Bell’s wife, son and daughter-in-law from Denver, and even a dog, showed up bearing a sign reading, “Happy Birthday Richy!” Over the course of the day, his two daughters brought another cheery sign and his other son flew in from Washington, D.C., with his girlfriend. Bell spoke to family members from his room on his cell phone.
“All in all, it turned out to be actually a very wonderful experience and a happy happy birthday,” he said.
Alexis Bennett, a CNA at St. Luke’s Magic Valley, captured a photograph and the moment for the family from inside the hospital.
“It has been so hard on our patients not being able to have visitors, but these special moments mean everything,” Bennett said.
Hospital staff members got in on the celebration.
“The cafeteria sent me a little piece of birthday cake with ‘Happy birthday’ on it and then, lo and behold, a group of nurses very kindly came in and sang happy birthday to me, which was really special and showed a ton of compassion – as I’ve seen throughout my stay here,” Bell said.
As a winter resident of the Wood River Valley, Bell is no stranger to the St. Luke’s way of doing things.
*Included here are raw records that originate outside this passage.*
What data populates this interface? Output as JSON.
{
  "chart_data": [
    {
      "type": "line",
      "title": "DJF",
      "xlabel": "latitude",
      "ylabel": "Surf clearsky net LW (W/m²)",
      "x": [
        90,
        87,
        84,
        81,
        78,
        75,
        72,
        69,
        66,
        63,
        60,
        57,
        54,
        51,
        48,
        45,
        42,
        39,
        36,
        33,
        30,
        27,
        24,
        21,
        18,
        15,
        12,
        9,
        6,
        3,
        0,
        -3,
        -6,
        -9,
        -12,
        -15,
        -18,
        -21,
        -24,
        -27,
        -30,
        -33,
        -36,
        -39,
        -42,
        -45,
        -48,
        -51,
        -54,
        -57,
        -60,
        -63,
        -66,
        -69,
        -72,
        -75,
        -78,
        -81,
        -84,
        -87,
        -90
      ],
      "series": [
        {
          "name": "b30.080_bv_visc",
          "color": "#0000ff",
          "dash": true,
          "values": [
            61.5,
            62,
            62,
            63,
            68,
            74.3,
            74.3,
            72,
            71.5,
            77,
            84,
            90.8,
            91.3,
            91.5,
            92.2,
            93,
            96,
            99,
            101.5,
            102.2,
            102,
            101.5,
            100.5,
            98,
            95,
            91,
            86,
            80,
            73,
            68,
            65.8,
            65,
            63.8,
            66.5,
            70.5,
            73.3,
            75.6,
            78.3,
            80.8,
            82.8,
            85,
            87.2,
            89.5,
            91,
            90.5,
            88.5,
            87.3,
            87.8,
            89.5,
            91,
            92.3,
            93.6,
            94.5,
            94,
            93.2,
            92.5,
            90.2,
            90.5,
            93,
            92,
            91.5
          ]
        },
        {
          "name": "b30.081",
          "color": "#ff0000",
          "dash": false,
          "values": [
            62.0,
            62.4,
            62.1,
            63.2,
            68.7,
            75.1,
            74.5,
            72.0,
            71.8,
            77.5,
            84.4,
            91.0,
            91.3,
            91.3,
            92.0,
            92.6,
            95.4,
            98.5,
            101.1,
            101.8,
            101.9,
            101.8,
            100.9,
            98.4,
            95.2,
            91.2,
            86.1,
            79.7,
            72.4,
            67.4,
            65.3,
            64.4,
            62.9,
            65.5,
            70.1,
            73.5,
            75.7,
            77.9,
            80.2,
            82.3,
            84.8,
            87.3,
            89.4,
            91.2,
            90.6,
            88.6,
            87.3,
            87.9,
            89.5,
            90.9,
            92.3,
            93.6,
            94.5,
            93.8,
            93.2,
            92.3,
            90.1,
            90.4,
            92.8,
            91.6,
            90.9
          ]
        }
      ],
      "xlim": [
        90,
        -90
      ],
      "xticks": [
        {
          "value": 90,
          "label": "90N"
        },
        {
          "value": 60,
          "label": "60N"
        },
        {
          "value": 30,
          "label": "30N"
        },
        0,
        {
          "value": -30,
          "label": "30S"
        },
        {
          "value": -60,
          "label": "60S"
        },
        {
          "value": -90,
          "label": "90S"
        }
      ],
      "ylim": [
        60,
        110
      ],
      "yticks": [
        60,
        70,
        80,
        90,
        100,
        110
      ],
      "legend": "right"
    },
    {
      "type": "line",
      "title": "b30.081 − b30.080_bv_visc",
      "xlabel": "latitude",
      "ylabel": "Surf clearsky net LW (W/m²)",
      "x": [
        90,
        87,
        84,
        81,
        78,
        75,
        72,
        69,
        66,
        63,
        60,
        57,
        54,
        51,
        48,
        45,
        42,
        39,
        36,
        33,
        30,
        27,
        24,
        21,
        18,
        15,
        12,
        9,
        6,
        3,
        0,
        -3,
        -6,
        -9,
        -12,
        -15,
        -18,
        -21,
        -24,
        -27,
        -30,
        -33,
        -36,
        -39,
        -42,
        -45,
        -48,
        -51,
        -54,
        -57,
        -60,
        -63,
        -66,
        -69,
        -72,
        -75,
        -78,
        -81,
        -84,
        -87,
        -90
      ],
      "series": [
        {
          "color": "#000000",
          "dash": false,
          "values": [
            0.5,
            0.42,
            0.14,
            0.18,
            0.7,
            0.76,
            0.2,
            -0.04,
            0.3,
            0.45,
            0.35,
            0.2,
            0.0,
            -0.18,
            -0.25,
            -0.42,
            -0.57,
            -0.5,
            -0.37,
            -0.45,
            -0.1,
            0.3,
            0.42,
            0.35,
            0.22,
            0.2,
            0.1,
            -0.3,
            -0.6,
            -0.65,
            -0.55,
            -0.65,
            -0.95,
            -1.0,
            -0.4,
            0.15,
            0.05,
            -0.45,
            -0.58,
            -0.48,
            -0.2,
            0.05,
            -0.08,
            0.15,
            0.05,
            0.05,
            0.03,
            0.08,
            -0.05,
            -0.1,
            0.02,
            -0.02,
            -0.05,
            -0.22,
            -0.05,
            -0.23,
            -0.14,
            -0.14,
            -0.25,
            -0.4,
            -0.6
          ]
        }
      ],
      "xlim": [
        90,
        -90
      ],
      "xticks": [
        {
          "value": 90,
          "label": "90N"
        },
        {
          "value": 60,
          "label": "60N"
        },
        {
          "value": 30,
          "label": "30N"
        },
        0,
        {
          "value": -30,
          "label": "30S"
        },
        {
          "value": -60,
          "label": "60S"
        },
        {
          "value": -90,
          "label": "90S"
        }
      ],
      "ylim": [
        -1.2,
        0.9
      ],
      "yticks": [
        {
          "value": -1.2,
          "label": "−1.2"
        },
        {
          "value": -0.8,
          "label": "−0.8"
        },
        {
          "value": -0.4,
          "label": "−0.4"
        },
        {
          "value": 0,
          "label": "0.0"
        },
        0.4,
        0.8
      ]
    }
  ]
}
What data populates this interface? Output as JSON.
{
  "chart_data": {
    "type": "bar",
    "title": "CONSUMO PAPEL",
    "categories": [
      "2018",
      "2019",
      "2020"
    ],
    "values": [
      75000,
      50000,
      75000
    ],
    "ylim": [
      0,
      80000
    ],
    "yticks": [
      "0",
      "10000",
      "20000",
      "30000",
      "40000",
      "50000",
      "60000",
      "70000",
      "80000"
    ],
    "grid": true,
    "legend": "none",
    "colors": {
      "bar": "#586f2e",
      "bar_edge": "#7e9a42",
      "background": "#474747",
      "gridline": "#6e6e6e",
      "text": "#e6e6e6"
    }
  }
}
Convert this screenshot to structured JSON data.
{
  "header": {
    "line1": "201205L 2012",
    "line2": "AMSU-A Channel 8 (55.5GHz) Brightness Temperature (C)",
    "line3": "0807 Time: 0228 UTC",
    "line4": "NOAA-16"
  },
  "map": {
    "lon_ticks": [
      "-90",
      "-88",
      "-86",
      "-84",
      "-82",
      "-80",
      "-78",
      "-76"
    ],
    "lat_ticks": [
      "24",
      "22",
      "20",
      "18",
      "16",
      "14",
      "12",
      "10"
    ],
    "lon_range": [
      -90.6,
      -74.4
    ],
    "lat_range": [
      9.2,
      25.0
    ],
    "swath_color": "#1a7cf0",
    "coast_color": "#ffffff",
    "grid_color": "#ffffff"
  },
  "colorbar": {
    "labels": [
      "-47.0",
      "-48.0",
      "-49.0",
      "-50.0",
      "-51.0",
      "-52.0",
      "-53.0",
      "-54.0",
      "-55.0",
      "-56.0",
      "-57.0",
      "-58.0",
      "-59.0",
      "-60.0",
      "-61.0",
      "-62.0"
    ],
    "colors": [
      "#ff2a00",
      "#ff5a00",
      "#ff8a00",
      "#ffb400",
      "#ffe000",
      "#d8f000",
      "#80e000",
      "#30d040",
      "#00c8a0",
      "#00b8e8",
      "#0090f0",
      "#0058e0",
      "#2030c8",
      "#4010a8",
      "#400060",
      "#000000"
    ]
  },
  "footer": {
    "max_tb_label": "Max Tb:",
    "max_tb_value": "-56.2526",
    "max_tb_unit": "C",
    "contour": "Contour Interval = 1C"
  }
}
“Several years ago, I had two ablations for AFib (atrial fibrillation) and I’ve become very familiar with the Wood River hospital, as I’ve had to go down there to get cardio a number of times,” Bell said.
“I went down to the hospital with very high pulse and … they decided that I needed a higher level of care,” he said. “When I arrived here, I was in bad shape. I was really, really sick.
“They admitted me immediately to the ICU ...”
While he has a long way to go, Bell feels he is in good hands.
“The doctors and nursing staff have really been special, and you really feel, in my mind, very well cared for,” he said.
He does have a birthday wish, however.
“I hope that the only time that I ever see them again is on the street, as opposed to in the hospital.”
Michelle Bartlome is the public relations manager at St. Luke's Magic Valley.